Digital twin for operational resilience

7 min readJun 10, 2021

Imagine you could start a business or a project over and over, given the same initial conditions. Suppose you make the same decisions along your journey, do you think the outcomes will always be perfectly identical? You may think, yes, success and failure are plain deterministic!

If, like me, you are a bit more cautious and concerned with the alternative courses of events you could have taken because of randomness, what follows is meant for you. Let me explain in which purpose we built a digital twin at Leroy Merlin and how.

Taming randomness

It all began the day I started my new position as a Data Scientist in late October 2020. I was introduced to a customer relationship management objective: cut in half the average waiting time before answering an incoming phone call from a client.
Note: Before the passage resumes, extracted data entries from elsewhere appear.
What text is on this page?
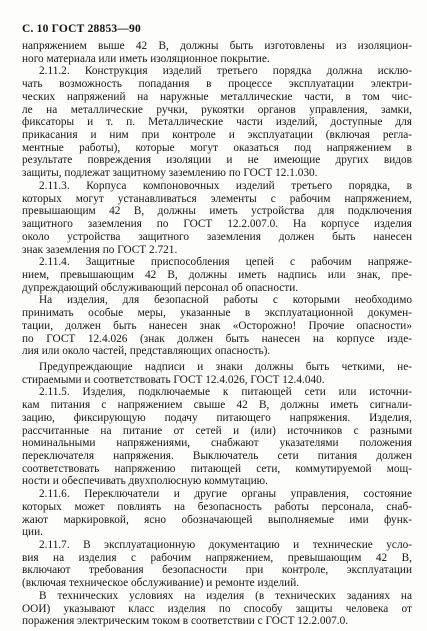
С. 10 ГОСТ 28853—90
напряжением выше 42 В, должны быть изготовлены из изоляцион-
ного материала или иметь изоляционное покрытие.
2.11.2. Конструкция изделий третьего порядка должна исклю-
чать возможность попадания в процессе эксплуатации электри-
ческих напряжений на наружные металлические части, в том чис-
ле на металлические ручки, рукоятки органов управления, замки,
фиксаторы и т. п. Металлические части изделий, доступные для
прикасания и ним при контроле и эксплуатации (включая регла-
ментные работы), которые могут оказаться под напряжением в
результате повреждения изоляции и не имеющие других видов
защиты, подлежат защитному заземлению по ГОСТ 12.1.030.
2.11.3. Корпуса компоновочных изделий третьего порядка, в
которых могут устанавливаться элементы с рабочим напряжением,
превышающим 42 В, должны иметь устройства для подключения
защитного заземления по ГОСТ 12.2.007.0. На корпусе изделия
около устройства защитного заземления должен быть нанесен
знак заземления по ГОСТ 2.721.
2.11.4. Защитные приспособления цепей с рабочим напряже-
нием, превышающим 42 В, должны иметь надпись или знак, пре-
дупреждающий обслуживающий персонал об опасности.
На изделия, для безопасной работы с которыми необходимо
принимать особые меры, указанные в эксплуатационной докумен-
тации, должен быть нанесен знак «Осторожно! Прочие опасности»
по ГОСТ 12.4.026 (знак должен быть нанесен на корпусе изде-
лия или около частей, представляющих опасность).
Предупреждающие надписи и знаки должны быть четкими, не-
стираемыми и соответствовать ГОСТ 12.4.026, ГОСТ 12.4.040.
2.11.5. Изделия, подключаемые к питающей сети или источни-
кам питания с напряжением свыше 42 В, должны иметь сигнали-
зацию, фиксирующую подачу питающего напряжения. Изделия,
рассчитанные на питание от сетей и (или) источников с разными
номинальными напряжениями, снабжают указателями положения
переключателя напряжения. Выключатель сети питания должен
соответствовать напряжению питающей сети, коммутируемой мощ-
ности и обеспечивать двухполюсную коммутацию.
2.11.6. Переключатели и другие органы управления, состояние
которых может повлиять на безопасность работы персонала, снаб-
жают маркировкой, ясно обозначающей выполняемые ими функ-
ции.
2.11.7. В эксплуатационную документацию и технические усло-
вия на изделия с рабочим напряжением, превышающим 42 В,
включают требования безопасности при контроле, эксплуатации
(включая техническое обслуживание) и ремонте изделий.
В технических условиях на изделия (в технических заданиях на
ООИ) указывают класс изделия по способу защиты человека от
поражения электрическим током в соответствии с ГОСТ 12.2.007.0.
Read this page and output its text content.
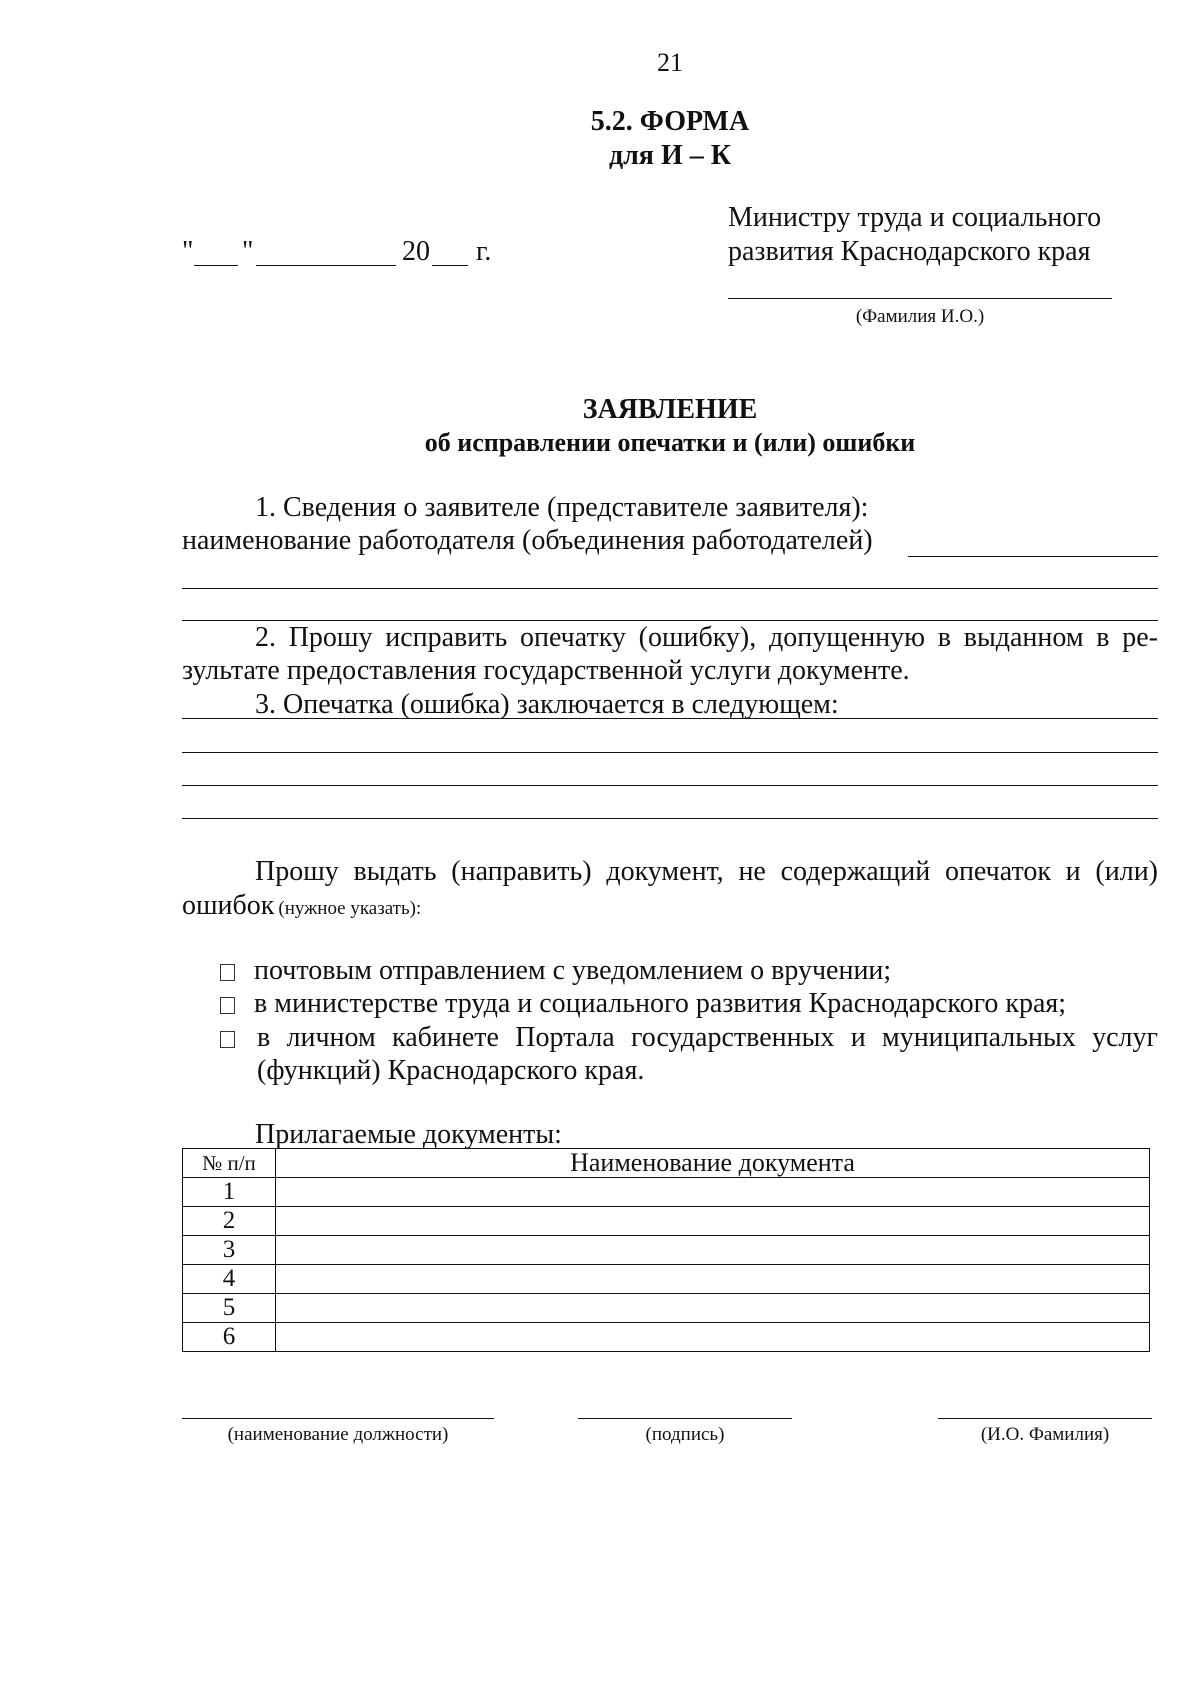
21
5.2. ФОРМА
для И – К
" "	20 г.
Министру труда и социального
развития Краснодарского края
(Фамилия И.О.)
ЗАЯВЛЕНИЕ
об исправлении опечатки и (или) ошибки
1. Сведения о заявителе (представителе заявителя):
наименование работодателя (объединения работодателей)
2. Прошу исправить опечатку (ошибку), допущенную в выданном в ре-
зультате предоставления государственной услуги документе.
3. Опечатка (ошибка) заключается в следующем:
Прошу выдать (направить) документ, не содержащий опечаток и (или)
ошибок (нужное указать):
почтовым отправлением с уведомлением о вручении;
в министерстве труда и социального развития Краснодарского края;
в личном кабинете Портала государственных и муниципальных услуг
(функций) Краснодарского края.
Прилагаемые документы:
№ п/п	Наименование документа
1	
2	
3	
4	
5	
6	
(наименование должности)	(подпись)	(И.О. Фамилия)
My Data Scientist colleagues and I began by discussing the process with customer relation center managers. We learned the call distribution at Leroy Merlin is a complex system. A client may be answered by an employee of the store they called or by an agent in a contact center: incoming calls may switch from a waiting queue to another during distribution depending on some management parameters.

*[Figure 1: multi-queued calls distribution with switches]*

So, part of the mission is to anticipate the volume of calls in the coming days and to adapt the number of agents assigned to each queue. We quickly realised that for incoming phone calls, a great deal was to tame randomness! Let me explain: a customer’s decision to make a phone call is the result of many variables. Some of them are predictable (e.g. sales, new products, changed opening hours) but others are not (e.g product failures, shortages). At the end, we only observe a black box, outputting calls or not.

Signal versus Noise

Sure, when you take a stealthy glance at the company’s national statistics, the distribution of incoming calls one day looks pretty the same as yesterday ones (thank law of large numbers for that). But on a narrower scale, typically a store, the trend is overwhelmed by noise.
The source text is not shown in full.